Duality orbits of non-geometric fluxes
G. Dibitetto, J. J. Fernandez-Melgarejo, D. Marques, D. Roest
TL;DR
This work demonstrates a clear dichotomy: all duality orbits in maximal $D\ge 7$ supergravities have geometric higher-dimensional origins, whereas half-maximal theories exhibit non-geometric T-duality orbits that necessitate genuinely doubled backgrounds in double field theory. By systematizing the embedding-tensor deformations and their quadratic constraints across $D=9$ and $D=8$ (maximal) and $D=8$ and $D=7$ (half-maximal), the authors show that DFT provides the higher-dimensional uplift for non-geometric cases through Scherk–Schwarz twists, including specifically constructed twisted doubles and $SO(n,n)$ embeddings.
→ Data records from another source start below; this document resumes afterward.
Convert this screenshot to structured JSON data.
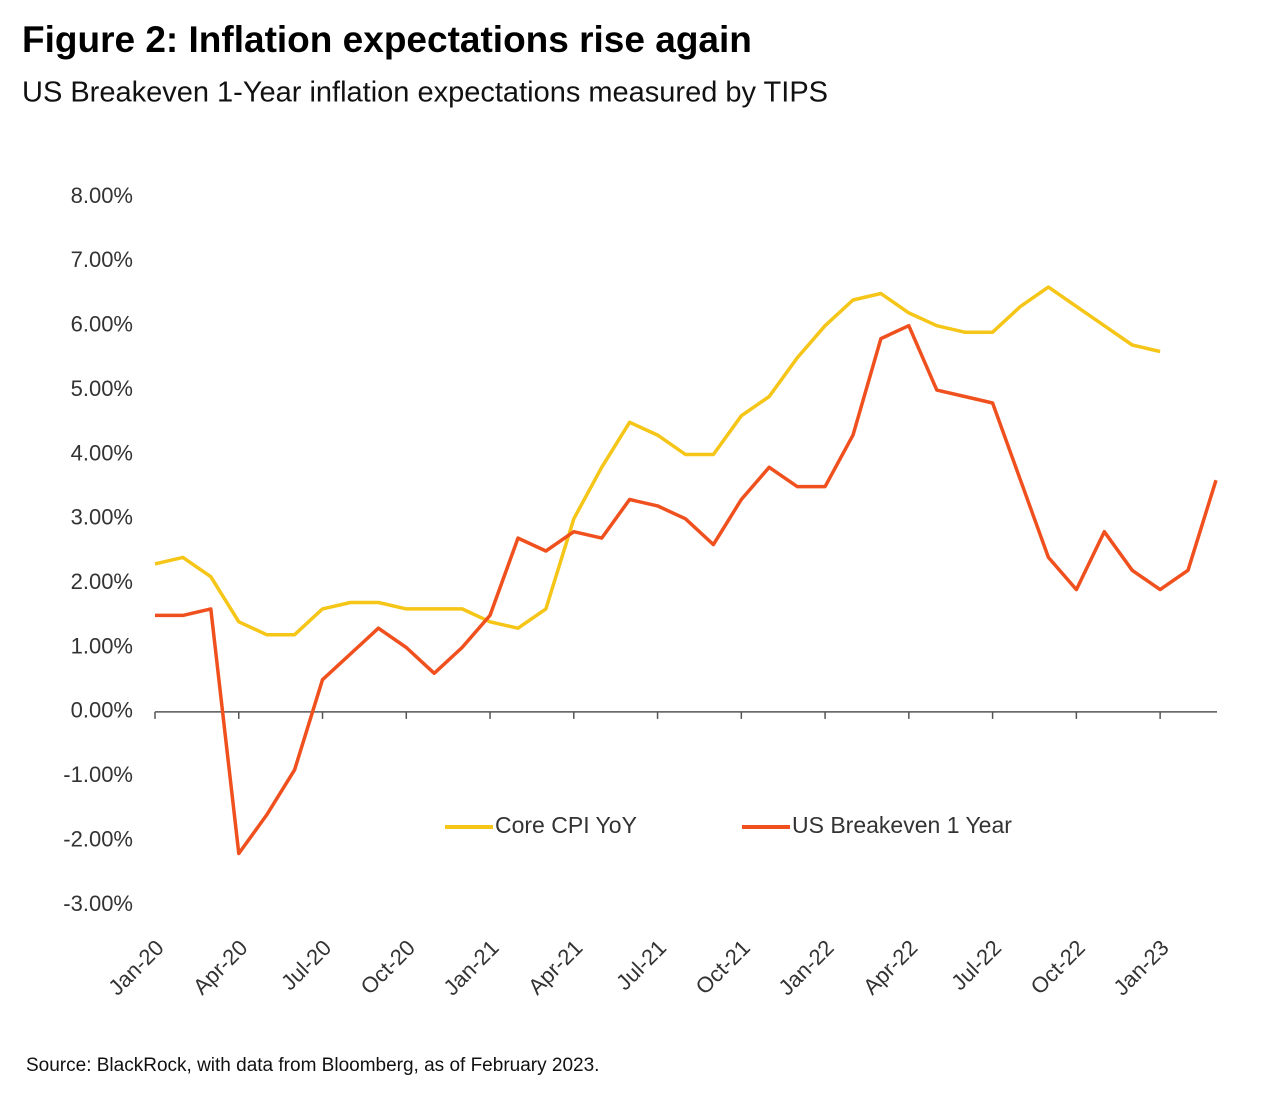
{
  "chart_data": {
    "type": "line",
    "title": "Figure 2: Inflation expectations rise again",
    "subtitle": "US Breakeven 1-Year inflation expectations measured by TIPS",
    "source": "Source: BlackRock, with data from Bloomberg, as of February 2023.",
    "categories": [
      "Jan-20",
      null,
      null,
      "Apr-20",
      null,
      null,
      "Jul-20",
      null,
      null,
      "Oct-20",
      null,
      null,
      "Jan-21",
      null,
      null,
      "Apr-21",
      null,
      null,
      "Jul-21",
      null,
      null,
      "Oct-21",
      null,
      null,
      "Jan-22",
      null,
      null,
      "Apr-22",
      null,
      null,
      "Jul-22",
      null,
      null,
      "Oct-22",
      null,
      null,
      "Jan-23",
      null,
      null
    ],
    "series": [
      {
        "name": "Core CPI YoY",
        "color": "#f5c518",
        "values": [
          2.3,
          2.4,
          2.1,
          1.4,
          1.2,
          1.2,
          1.6,
          1.7,
          1.7,
          1.6,
          1.6,
          1.6,
          1.4,
          1.3,
          1.6,
          3.0,
          3.8,
          4.5,
          4.3,
          4.0,
          4.0,
          4.6,
          4.9,
          5.5,
          6.0,
          6.4,
          6.5,
          6.2,
          6.0,
          5.9,
          5.9,
          6.3,
          6.6,
          6.3,
          6.0,
          5.7,
          5.6,
          null,
          null
        ]
      },
      {
        "name": "US Breakeven 1 Year",
        "color": "#f0501e",
        "values": [
          1.5,
          1.5,
          1.6,
          -2.2,
          -1.6,
          -0.9,
          0.5,
          0.9,
          1.3,
          1.0,
          0.6,
          1.0,
          1.5,
          2.7,
          2.5,
          2.8,
          2.7,
          3.3,
          3.2,
          3.0,
          2.6,
          3.3,
          3.8,
          3.5,
          3.5,
          4.3,
          5.8,
          6.0,
          5.0,
          4.9,
          4.8,
          3.6,
          2.4,
          1.9,
          2.8,
          2.2,
          1.9,
          2.2,
          3.6
        ]
      }
    ],
    "ylim": [
      -3,
      8
    ],
    "yticks": [
      {
        "value": -3,
        "label": "-3.00%"
      },
      {
        "value": -2,
        "label": "-2.00%"
      },
      {
        "value": -1,
        "label": "-1.00%"
      },
      {
        "value": 0,
        "label": "0.00%"
      },
      {
        "value": 1,
        "label": "1.00%"
      },
      {
        "value": 2,
        "label": "2.00%"
      },
      {
        "value": 3,
        "label": "3.00%"
      },
      {
        "value": 4,
        "label": "4.00%"
      },
      {
        "value": 5,
        "label": "5.00%"
      },
      {
        "value": 6,
        "label": "6.00%"
      },
      {
        "value": 7,
        "label": "7.00%"
      },
      {
        "value": 8,
        "label": "8.00%"
      }
    ],
    "grid": false,
    "legend": "bottom"
  }
}
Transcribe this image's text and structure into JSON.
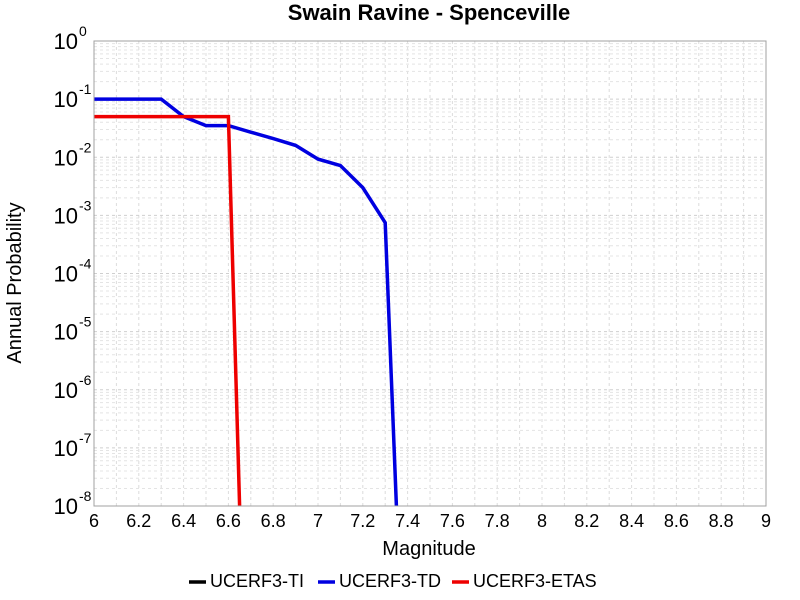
{
  "chart_data": {
    "type": "line",
    "title": "Swain Ravine - Spenceville",
    "xlabel": "Magnitude",
    "ylabel": "Annual Probability",
    "xlim": [
      6,
      9
    ],
    "ylim": [
      1e-08,
      1
    ],
    "yscale": "log",
    "grid": true,
    "legend": "bottom",
    "x_ticks": [
      "6",
      "6.2",
      "6.4",
      "6.6",
      "6.8",
      "7",
      "7.2",
      "7.4",
      "7.6",
      "7.8",
      "8",
      "8.2",
      "8.4",
      "8.6",
      "8.8",
      "9"
    ],
    "y_tick_base": "10",
    "y_tick_exponents": [
      "0",
      "-1",
      "-2",
      "-3",
      "-4",
      "-5",
      "-6",
      "-7",
      "-8"
    ],
    "series": [
      {
        "name": "UCERF3-TI",
        "color": "#000000",
        "x": [],
        "y": []
      },
      {
        "name": "UCERF3-TD",
        "color": "#0000e0",
        "x": [
          6.0,
          6.3,
          6.4,
          6.5,
          6.6,
          6.7,
          6.8,
          6.9,
          7.0,
          7.1,
          7.2,
          7.3,
          7.35
        ],
        "y": [
          0.1,
          0.1,
          0.05,
          0.035,
          0.035,
          0.027,
          0.021,
          0.016,
          0.0093,
          0.0072,
          0.003,
          0.00075,
          1e-08
        ]
      },
      {
        "name": "UCERF3-ETAS",
        "color": "#ee0000",
        "x": [
          6.0,
          6.6,
          6.65
        ],
        "y": [
          0.05,
          0.05,
          1e-08
        ]
      }
    ]
  }
}
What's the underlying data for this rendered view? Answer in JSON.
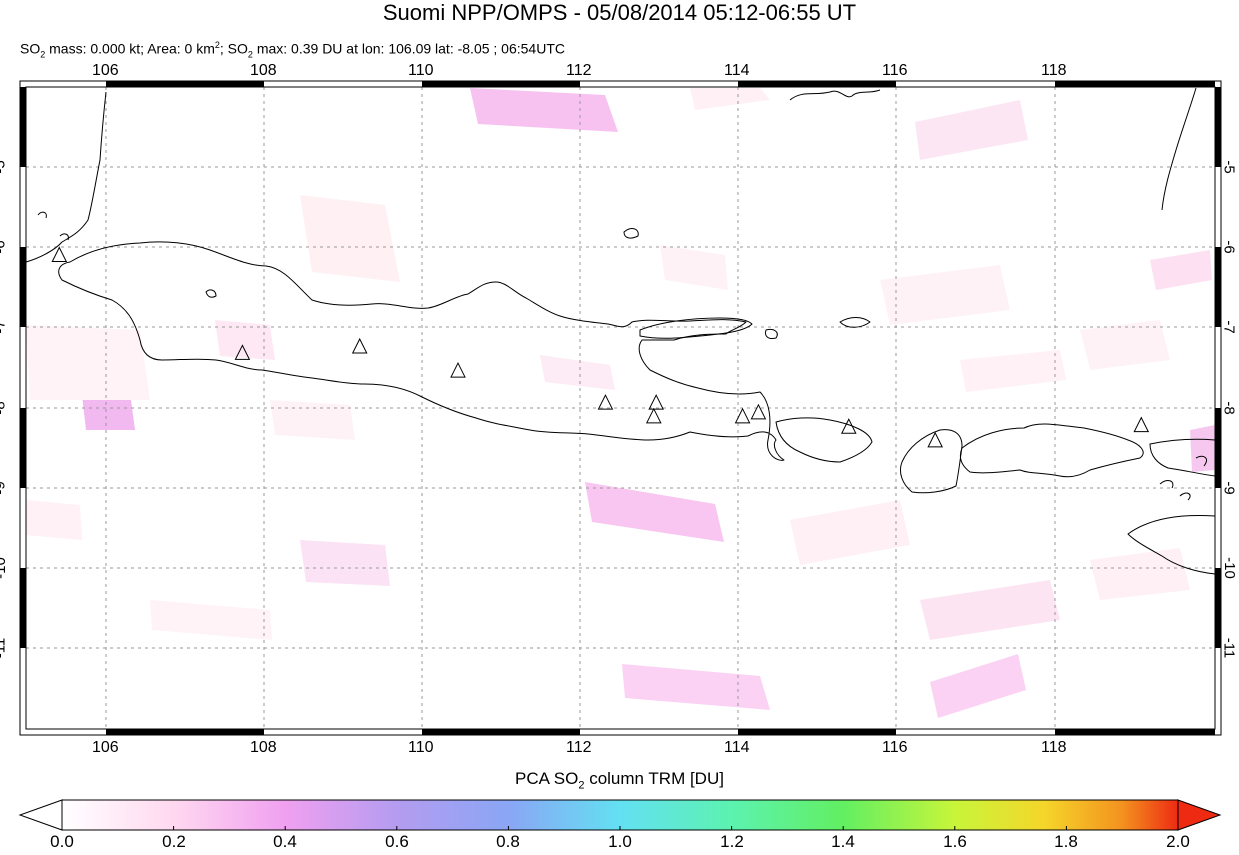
{
  "title": "Suomi NPP/OMPS - 05/08/2014 05:12-06:55 UT",
  "subtitle": {
    "p1": "SO",
    "p2": " mass: 0.000 kt; Area: 0 km",
    "p3": "; SO",
    "p4": " max: 0.39 DU at lon: 106.09 lat: -8.05 ; 06:54UTC",
    "sub2": "2",
    "sup2": "2"
  },
  "map": {
    "lon_range": [
      105.0,
      120.0
    ],
    "lat_range": [
      -12.0,
      -4.0
    ],
    "lon_ticks": [
      "106",
      "108",
      "110",
      "112",
      "114",
      "116",
      "118"
    ],
    "lat_ticks": [
      "-5",
      "-6",
      "-7",
      "-8",
      "-9",
      "-10",
      "-11"
    ],
    "grid": "dashed",
    "volcano_marker": "triangle-icon",
    "volcanoes": [
      {
        "lon": 105.42,
        "lat": -6.1
      },
      {
        "lon": 107.73,
        "lat": -7.32
      },
      {
        "lon": 109.21,
        "lat": -7.24
      },
      {
        "lon": 110.45,
        "lat": -7.54
      },
      {
        "lon": 112.31,
        "lat": -7.94
      },
      {
        "lon": 112.95,
        "lat": -7.94
      },
      {
        "lon": 112.92,
        "lat": -8.11
      },
      {
        "lon": 114.04,
        "lat": -8.11
      },
      {
        "lon": 114.24,
        "lat": -8.06
      },
      {
        "lon": 115.38,
        "lat": -8.24
      },
      {
        "lon": 116.47,
        "lat": -8.41
      },
      {
        "lon": 119.07,
        "lat": -8.22
      }
    ]
  },
  "colorbar": {
    "title_a": "PCA SO",
    "title_sub": "2",
    "title_b": " column TRM [DU]",
    "min": 0.0,
    "max": 2.0,
    "ticks": [
      "0.0",
      "0.2",
      "0.4",
      "0.6",
      "0.8",
      "1.0",
      "1.2",
      "1.4",
      "1.6",
      "1.8",
      "2.0"
    ],
    "colors": [
      "#ffffff",
      "#ffd8f0",
      "#f0a0f0",
      "#b49cf0",
      "#8aa6f5",
      "#63d8f2",
      "#5cf2b0",
      "#62ef62",
      "#aef53e",
      "#f5f527",
      "#f5b82a",
      "#f06a1e",
      "#ee2b12"
    ]
  }
}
They also reveal degeneracies where the same gauging arises from distinct twist orbits, and highlight that relaxing the weak/strong constraints is essential to capture truly doubled backgrounds. The results have implications for understanding the stringy origin of non-geometric fluxes, the role of duality covariant formalisms, and the potential extension to broader theories beyond NSNS sectors. Overall, the paper clarifies when duality covariant frameworks add genuine new physics versus when they simply recast known higher-dimensional reductions.
Abstract
Compactifications in duality covariant constructions such as generalised geometry and double field theory have proven to be suitable frameworks to reproduce gauged supergravities containing non-geometric fluxes. However, it is a priori unclear whether these approaches only provide a reformulation of old results, or also contain new physics. To address this question, we classify the T- and U-duality orbits of gaugings of (half-)maximal supergravities in dimensions seven and higher. It turns out that all orbits have a geometric supergravity origin in the maximal case, while there are non-geometric orbits in the half-maximal case. We show how the latter are obtained from compactifications of double field theory.